Walk Your Way to a Greener City

Austin_Texas

You ripped out your asphalt driveway and put in gravel. You dug up your lawn and replaced it with native landscaping, which you water from rainwater collection tanks. You installed solar panels on your garage roof. You’ve been composting since the Clinton Administration. So you’ve saved the planet, right?

Your small patch of it, yes. As for the rest of the 196,950,711 square miles of earth you’re going to need some help. If you live in Irving, Texas, you probably already know that. But let’s say you live in Austin, as James McWilliams does. They have recycling bins at the various SXSW festivals, so surely it must be a green city. McWilliams says it isn’t so. Austin’s “overall blueprint runs counter to a truly sustainable lifestyle,” he writes, adding,

Homes are large, if not steroidal, by the standards of densely packed urban centers like New York or San Francisco.
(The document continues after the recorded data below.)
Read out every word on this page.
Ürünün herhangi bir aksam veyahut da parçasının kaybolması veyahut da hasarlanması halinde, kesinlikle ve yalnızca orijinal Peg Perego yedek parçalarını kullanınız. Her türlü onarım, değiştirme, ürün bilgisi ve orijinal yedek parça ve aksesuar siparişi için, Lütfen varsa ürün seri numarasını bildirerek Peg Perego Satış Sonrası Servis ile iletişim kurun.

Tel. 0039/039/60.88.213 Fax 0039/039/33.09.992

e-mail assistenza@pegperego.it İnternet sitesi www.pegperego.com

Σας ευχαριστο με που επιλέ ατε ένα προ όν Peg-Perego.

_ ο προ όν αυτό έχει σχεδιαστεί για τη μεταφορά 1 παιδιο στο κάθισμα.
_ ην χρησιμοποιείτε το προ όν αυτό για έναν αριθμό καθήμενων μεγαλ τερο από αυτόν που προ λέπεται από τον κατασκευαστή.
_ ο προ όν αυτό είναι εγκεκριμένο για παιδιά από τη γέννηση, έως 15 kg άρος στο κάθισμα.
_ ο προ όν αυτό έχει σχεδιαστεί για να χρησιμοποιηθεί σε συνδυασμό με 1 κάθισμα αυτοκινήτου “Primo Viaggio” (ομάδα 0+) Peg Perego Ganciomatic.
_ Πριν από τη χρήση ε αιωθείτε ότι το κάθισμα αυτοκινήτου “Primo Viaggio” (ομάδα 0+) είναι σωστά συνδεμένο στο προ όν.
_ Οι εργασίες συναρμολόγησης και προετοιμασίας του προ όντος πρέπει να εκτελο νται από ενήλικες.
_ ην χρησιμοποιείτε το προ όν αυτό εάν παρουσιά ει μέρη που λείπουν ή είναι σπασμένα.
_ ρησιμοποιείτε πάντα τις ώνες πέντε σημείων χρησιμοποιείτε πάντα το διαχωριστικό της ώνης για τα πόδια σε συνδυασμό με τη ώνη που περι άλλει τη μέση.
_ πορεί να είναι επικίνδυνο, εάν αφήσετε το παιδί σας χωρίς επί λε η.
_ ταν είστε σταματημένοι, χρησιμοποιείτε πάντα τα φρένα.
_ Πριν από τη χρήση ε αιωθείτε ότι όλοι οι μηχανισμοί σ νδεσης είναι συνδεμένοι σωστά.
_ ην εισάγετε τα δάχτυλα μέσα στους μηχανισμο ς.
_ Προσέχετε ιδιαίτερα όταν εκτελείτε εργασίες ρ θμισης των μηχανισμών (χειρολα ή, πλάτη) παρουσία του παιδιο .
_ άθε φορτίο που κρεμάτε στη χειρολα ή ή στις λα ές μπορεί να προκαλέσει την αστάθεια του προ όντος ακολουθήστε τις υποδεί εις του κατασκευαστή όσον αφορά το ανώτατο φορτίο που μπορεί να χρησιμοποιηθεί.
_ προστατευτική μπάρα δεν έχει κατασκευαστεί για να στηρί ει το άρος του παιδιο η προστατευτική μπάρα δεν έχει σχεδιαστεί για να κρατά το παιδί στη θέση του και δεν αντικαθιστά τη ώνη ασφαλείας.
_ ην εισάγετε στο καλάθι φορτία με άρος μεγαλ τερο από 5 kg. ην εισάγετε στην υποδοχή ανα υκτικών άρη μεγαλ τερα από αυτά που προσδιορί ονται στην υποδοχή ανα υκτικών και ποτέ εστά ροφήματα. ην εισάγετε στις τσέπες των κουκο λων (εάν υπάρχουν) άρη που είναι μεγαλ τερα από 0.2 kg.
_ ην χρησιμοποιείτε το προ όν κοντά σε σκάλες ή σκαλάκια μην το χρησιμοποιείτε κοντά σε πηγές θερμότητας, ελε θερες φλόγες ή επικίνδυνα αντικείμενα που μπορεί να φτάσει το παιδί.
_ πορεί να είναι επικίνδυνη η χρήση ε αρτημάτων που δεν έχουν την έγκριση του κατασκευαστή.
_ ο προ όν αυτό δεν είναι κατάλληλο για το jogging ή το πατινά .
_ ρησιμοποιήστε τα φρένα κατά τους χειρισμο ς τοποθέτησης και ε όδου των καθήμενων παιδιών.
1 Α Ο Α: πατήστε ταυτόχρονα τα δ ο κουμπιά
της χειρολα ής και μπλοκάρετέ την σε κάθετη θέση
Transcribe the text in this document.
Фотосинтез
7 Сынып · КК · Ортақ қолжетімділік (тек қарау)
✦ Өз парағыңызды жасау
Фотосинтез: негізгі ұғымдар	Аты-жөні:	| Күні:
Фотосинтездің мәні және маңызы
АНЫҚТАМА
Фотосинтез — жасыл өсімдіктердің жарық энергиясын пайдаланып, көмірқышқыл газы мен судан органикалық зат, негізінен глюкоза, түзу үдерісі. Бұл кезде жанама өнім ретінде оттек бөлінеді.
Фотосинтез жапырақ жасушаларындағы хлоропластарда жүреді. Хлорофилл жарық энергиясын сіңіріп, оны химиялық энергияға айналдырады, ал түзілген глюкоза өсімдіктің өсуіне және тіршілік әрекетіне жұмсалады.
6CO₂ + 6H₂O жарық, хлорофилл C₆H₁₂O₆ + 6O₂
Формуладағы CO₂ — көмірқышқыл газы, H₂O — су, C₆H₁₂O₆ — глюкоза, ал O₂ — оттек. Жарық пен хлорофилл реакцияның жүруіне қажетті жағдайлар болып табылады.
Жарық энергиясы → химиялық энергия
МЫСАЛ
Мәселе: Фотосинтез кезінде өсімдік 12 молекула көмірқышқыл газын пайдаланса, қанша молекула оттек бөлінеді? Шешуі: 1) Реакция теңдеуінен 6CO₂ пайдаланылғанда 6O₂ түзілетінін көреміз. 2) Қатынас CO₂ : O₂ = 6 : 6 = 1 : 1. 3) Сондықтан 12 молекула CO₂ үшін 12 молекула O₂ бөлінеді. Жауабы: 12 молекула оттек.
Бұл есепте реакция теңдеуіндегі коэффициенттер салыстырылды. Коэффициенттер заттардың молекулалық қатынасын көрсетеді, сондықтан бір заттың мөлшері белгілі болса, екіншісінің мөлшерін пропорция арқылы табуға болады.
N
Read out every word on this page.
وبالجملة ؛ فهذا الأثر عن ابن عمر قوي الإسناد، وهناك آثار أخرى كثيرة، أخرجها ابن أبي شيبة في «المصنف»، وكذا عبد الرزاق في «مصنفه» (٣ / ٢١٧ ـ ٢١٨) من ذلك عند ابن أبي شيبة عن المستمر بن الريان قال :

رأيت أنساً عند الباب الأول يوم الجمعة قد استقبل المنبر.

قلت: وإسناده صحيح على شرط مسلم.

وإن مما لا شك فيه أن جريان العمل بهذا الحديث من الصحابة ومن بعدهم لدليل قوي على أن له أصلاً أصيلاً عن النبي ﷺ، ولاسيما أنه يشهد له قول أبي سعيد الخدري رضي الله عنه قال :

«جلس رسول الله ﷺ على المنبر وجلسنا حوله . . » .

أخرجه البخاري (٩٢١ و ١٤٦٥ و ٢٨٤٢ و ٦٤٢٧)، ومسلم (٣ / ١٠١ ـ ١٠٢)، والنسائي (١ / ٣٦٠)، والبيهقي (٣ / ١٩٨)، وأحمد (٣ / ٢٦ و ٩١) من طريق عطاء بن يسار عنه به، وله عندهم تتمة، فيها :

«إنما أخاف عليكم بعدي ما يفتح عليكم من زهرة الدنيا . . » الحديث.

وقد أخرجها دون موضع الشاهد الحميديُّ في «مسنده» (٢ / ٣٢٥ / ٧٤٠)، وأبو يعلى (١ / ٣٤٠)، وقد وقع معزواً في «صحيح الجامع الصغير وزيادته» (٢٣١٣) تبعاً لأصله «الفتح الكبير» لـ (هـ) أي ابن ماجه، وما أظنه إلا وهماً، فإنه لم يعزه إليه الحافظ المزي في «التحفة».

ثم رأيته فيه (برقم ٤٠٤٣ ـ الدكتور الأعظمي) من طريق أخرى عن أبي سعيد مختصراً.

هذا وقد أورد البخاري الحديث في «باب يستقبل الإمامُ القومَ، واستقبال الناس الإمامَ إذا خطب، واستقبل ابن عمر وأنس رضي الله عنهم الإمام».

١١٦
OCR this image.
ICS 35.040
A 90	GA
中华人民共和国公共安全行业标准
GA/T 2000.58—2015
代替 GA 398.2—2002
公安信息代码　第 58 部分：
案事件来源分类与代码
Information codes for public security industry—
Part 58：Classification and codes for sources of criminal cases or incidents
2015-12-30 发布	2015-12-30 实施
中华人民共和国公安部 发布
Cars are a necessity. Sidewalks are maddeningly intermittent. Bicycle lanes and bus routes are haphazard. Sprawling “house farms” and strip malls ring the city. Air conditioners run full blast for seven months. Traffic snarls. We have no light rail or subway.

McWilliams’ Austin home is green certified, but he wonders how much good he’s doing in a city that’s voted down light rail twice. He suggests everyone read David Owen’s Green Metropolis: Why Living Smaller, Living Closer, and Driving Less are the Keys to Sustainability. Owen’s major points are pretty much encapsulated in the subtitle, and his program very closely resembles New Urbanist positions on sustainable urban planning. But instead of looking for top-down solutions from government agencies or applying for LEED certification, McWilliams suggests your next steps for saving the planet are to buy coffee at a locally-owned coffee shop, buy a pastry from a local bakery, shake the hand of your town’s policeman, and send flowers to the nearest urban planner. In other words, as much as possible, spend your money while walking. This will support density, the key to sustainable urban planning. McWilliams is writing in the New York Times Freakonomics column, so I would imagine there’s some freaky economic data to show that is enough people walk on their errands Austin will gradually condense to the footprint of, say, Lubbock, but I’m sure the numbers are there someplace. Or you could buy Owens’ book.